Estimates suggest that over 2 billion of the world’s people, who depend on the land for most of their needs, live in areas affected by desertification. This degradation of the land is closely linked with poverty, famine, armed conflicts and recurrent drought.
To promote awareness of the need to combat desertification and its devastating consequences like drought, the General Assembly, in 1994, proclaimed 17th June as World Day to Combat Desertification and Drought. This date marks the anniversary of the adoption of the UN’s Convention to Combat Desertification (UNCCD). The convention came into force on 26th December 1996.
Various activities are being under taken today as part of the campaign to tackle global environmental deterioration at the local and national levels in most of the 167 countries that are Parties to UNCCD, involving governmental and non-governmental organizations, the media, and other interested stakeholders.
The UN Convention on CCD provides a framework for collaborative action against environmental degradation and acute poverty in the marginalized dry lands. A legally binding instrument, the Convention calls for the formulation of National Action Plans and the setting up of national desertification funds.
Pakistan signed the convention on October 10, 1994 and ratified it on February 24, 1997. It is in the process of finalizing its national action plan (NAP) to fight desertification that affects approximately 45 million hectares of its land resources. First report of the plan was submitted in the year 2000 which, briefly highlights the activities and the actions, to be undertaken to address issues and concerns of desertification /land degradation in general and the specific measures to be adopted under the convention. Since then the government could not focus on efforts to prevent the continuous land degradation in the country.
Now Pakistan is threatened with desertification and degradation of land. About 68 million hactares of land area lies in fragile regions. The country has highly complex and diversified agro-ecological and socio-economic set-up. One fourth of the country’s land area, which is suitable for intensive agriculture, is seriously subjected to threats of wind and water erosion and twin menace of water logging and salinity.
Overgrazing has brought down the productivity of rangelands to as little as 15-40 per cent of their potential. The arid coastal strips and mangrove areas are under increased environmental stress from reduced fresh water flows, sewage and industrial pollution and over exploitation of other natural resources. Substantial decline in floodwater in Sindh has led to rapid sea intrusion in the delta region, raising salinity levels in underground water and spurring cattle migration to irrigated areas. In NWFP and Balochistan, the permanent damage includes dwindling vegetation cover, almost to the point of disappearing altogether in the latter province. Excessive depletion of underground water resources has occurred and will not be compensated without strong efforts for conservation, as well as immediate change in water use practices.
From its independence in 1947 to the recent past, Pakistan has been blessed with an efficient irrigation system and plenty of water from the rivers that flow through it. Up till quite recently, the supply of the water was enough to meet the demand of all the end users but the rapid growth in population started putting unprecedented pressure on the irrigation system. The negligence and colossal mismanagement of water resources of the country resulted in desertification of otherwise fertile agricultural lands.
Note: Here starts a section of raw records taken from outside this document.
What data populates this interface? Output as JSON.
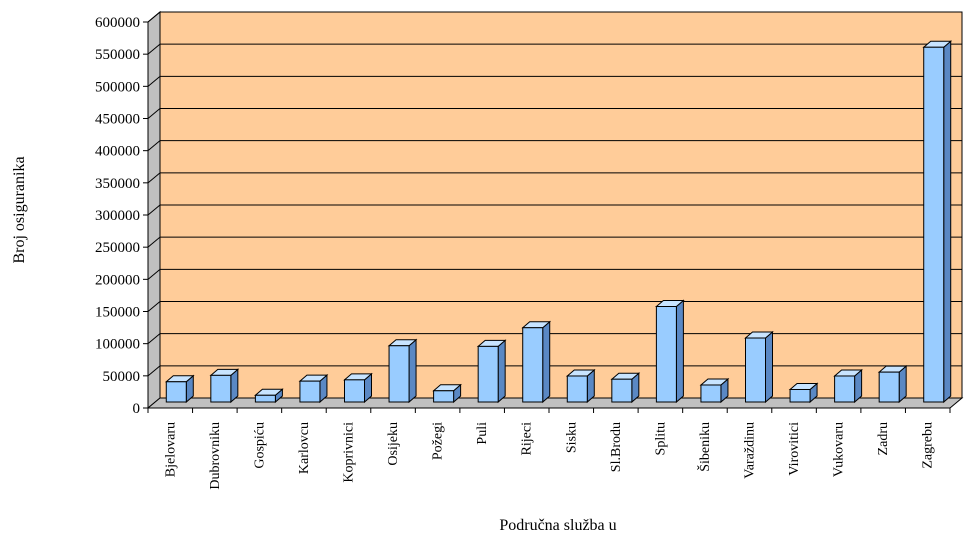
{
  "chart_data": {
    "type": "bar",
    "xlabel": "Područna služba u",
    "ylabel": "Broj osiguranika",
    "ylim": [
      0,
      600000
    ],
    "y_ticks": [
      "0",
      "50000",
      "100000",
      "150000",
      "200000",
      "250000",
      "300000",
      "350000",
      "400000",
      "450000",
      "500000",
      "550000",
      "600000"
    ],
    "grid": true,
    "legend": "none",
    "three_d": true,
    "categories": [
      "Bjelovaru",
      "Dubrovniku",
      "Gospiću",
      "Karlovcu",
      "Koprivnici",
      "Osijeku",
      "Požegi",
      "Puli",
      "Rijeci",
      "Sisku",
      "Sl.Brodu",
      "Splitu",
      "Šibeniku",
      "Varaždinu",
      "Virovitici",
      "Vukovaru",
      "Zadru",
      "Zagrebu"
    ],
    "values": [
      33000,
      43000,
      12000,
      34000,
      36000,
      89000,
      19000,
      88000,
      117000,
      42000,
      37000,
      150000,
      28000,
      101000,
      21000,
      42000,
      48000,
      553000
    ]
  },
  "colors": {
    "plot_bg": "#FFCC99",
    "bar_front": "#99CCFF",
    "bar_side": "#5A88C4",
    "bar_top": "#C8E4FF",
    "wall_side": "#C0C0C0",
    "grid": "#000000"
  }
}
Already, the two droughts in 1999-2000 and 2000-2001 have stretched the coping abilities of the existing systems to the limit and it has barely been able to check the situation from becoming a catastrophe. The drought of last year wreaked havoc in more than half of the districts of the country, especially impacting rain-fed and range-land areas.
As agreed by the countries, which are parties to the Convention considerable efforts and significant achievements have been made by certain countries for controlling desertification. Unfortunately, in Pakistan land degradation has been worsening for absence of effective policy and reluctance in the implementation of certain laws, along with lack of interest on the part of concerned authorities. In this scenario the National Action Programme to Combat Desertification will have to be revised with the consultation and participation of all stakeholders. Although irrigated areas had been the focus of the government policies and programmes, non-irrigated areas in arid region have also figured high in the government plans and priorities for sustainable development and management.
Activities like soil and water conservation, dry land afforestation and rehabilitation of degraded rangelands and saline areas have been part of the programmes of line agencies since independence. However the activities, unfortunately, were limited to official documents only and it lacked community participation perspectives and imperatives, which is the cause of failure of all such activities.
Moreover the initial momentum unleashed during process of formulation of National Action Plan for combating desertification and drought has not been carried through to the implementation stage as yet.
There will be neither sustainable development, nor environmental protection, nor improvement in the climate for future generation, nor preservation of the bio-diversity if we do not protect the earth from desertification and its political, economic and social consequences. In this undertaking government, NGOs, business community and private citizens of the respective regions of the world will have to be partners if they are to combat desertification and drought. Concrete efforts to reduce poverty and promote sustainable development, as well as to increase awareness worldwide of the problems of the desertification and of the solutions, can only help us make the difference for the people living in the dry lands.